What, then, is the alternative? As Simone Weil argues, one must endure the void to grasp the true and the good. This holds on both a subjective and objective level.
Subjectively, it is more laudable to keep one’s mind in the hell of overseas detention than it is to delight in a worldly sophistication that justifies sin while assuaging guilt with unconvincing rear-guard manoeuvres of conscience.
Or, let me put it this way: it is a painful realisation that we inhabit a country that allows a man to die from an infected cut and pushes a child to catatonic despair. Better to fully encounter the emptiness of spirit that this knowledge produces than to flee from the void under the cover of realism, foisting blame on the only group that has demonstrated any decency, no matter how ineffectual. Such a hardening of the heart makes redemption impossible.

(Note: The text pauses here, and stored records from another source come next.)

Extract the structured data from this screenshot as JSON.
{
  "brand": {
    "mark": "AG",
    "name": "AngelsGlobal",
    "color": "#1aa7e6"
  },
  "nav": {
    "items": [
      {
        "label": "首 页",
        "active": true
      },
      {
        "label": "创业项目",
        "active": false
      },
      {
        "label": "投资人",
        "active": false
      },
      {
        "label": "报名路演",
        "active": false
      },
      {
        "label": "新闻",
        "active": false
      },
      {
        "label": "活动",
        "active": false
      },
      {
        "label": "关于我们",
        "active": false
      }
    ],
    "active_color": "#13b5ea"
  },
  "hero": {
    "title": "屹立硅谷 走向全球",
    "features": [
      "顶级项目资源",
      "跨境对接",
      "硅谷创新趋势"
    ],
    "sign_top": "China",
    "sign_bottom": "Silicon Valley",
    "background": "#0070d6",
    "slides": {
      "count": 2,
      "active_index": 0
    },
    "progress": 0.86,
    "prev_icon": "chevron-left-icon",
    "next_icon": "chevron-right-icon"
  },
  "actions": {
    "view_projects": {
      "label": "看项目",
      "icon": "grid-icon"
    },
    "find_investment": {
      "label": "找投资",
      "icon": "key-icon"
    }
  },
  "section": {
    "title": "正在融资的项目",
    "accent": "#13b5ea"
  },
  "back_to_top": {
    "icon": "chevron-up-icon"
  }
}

Instead, as Weil writes: “Grace fills empty spaces but it can only enter where there is a void to receive it, and it is grace itself which makes this void”. Such a grace, in this context, is the knowledge that we live in a state whose essence is a denial of the personhood of the other. This – and not the genealogy of contemporary policy – is the correct conceptual link between the current border protection regime, White Australia and the Aboriginal genocide. In knowing this, we may overcome it.
This understanding is the key to overcoming the antinomy between the beautiful soul, whose moral excellence conceals powerless egotism, and the morally compromised actor, willing to dirty his hands, but unwilling to face his crime. Manne’s life has been a series of flips from one to the other. Instead of this, the left must learn to preserve its abhorrence for Australia’s mandatory detention regime while also thinking strategically.
Such a project has no home in Canberra and will tolerate no vain advice from Robert Manne.